We did a series of vehicle travel time surveys in Brisbane CBD. Half of the trips were done by vehicles with drivers never going over 30kph. The other half were done travelling as an average vehicle.
The graph below shows a summary of the results. I will put further info on the experiment in a blog. In summary, the average vehicle was 3 minutes faster than the 30kph restricted vehicle and 2.4km/h faster.
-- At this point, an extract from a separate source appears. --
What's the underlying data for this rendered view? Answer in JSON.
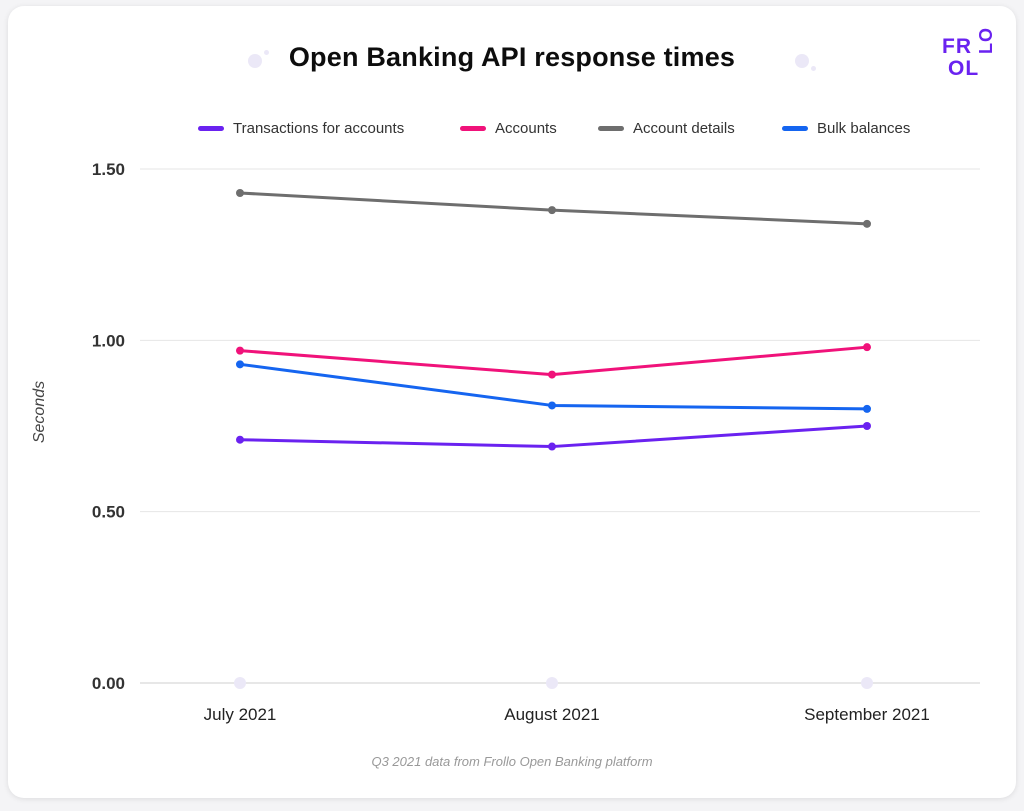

Interestingly, all drivers involved in the surveys noted that they thought there would be little difference in travel times. Drivers also commented that the only issues with slowing to the <30km/h speed were impatient taxis. In my opinion, it is only a matter of time before the inner city 30km/h speed limits are introduced. The argument between travel time and safety lean towards the safety benefits.
Why 30km/hr is important.
Its all about road safety, especially for pedestrians and cyclists. The 2 main arguments for 30km/hr limits are:
1. Increased ability for car drivers to be aware of their environment
a. Better peripheral vision
b. Visual recognition between drivers and cyclists/pedestrians. At 30km/hr people can start to recognise that the other party knows that they are there.
2. Severity of crashes. The likelihood of severe injury or death decrease dramatically when vehicle speeds go below 30km/hr.
An interesting point is the movement to replace accident with crashes (or likewise). The theory being that crashes are preventable not accidents.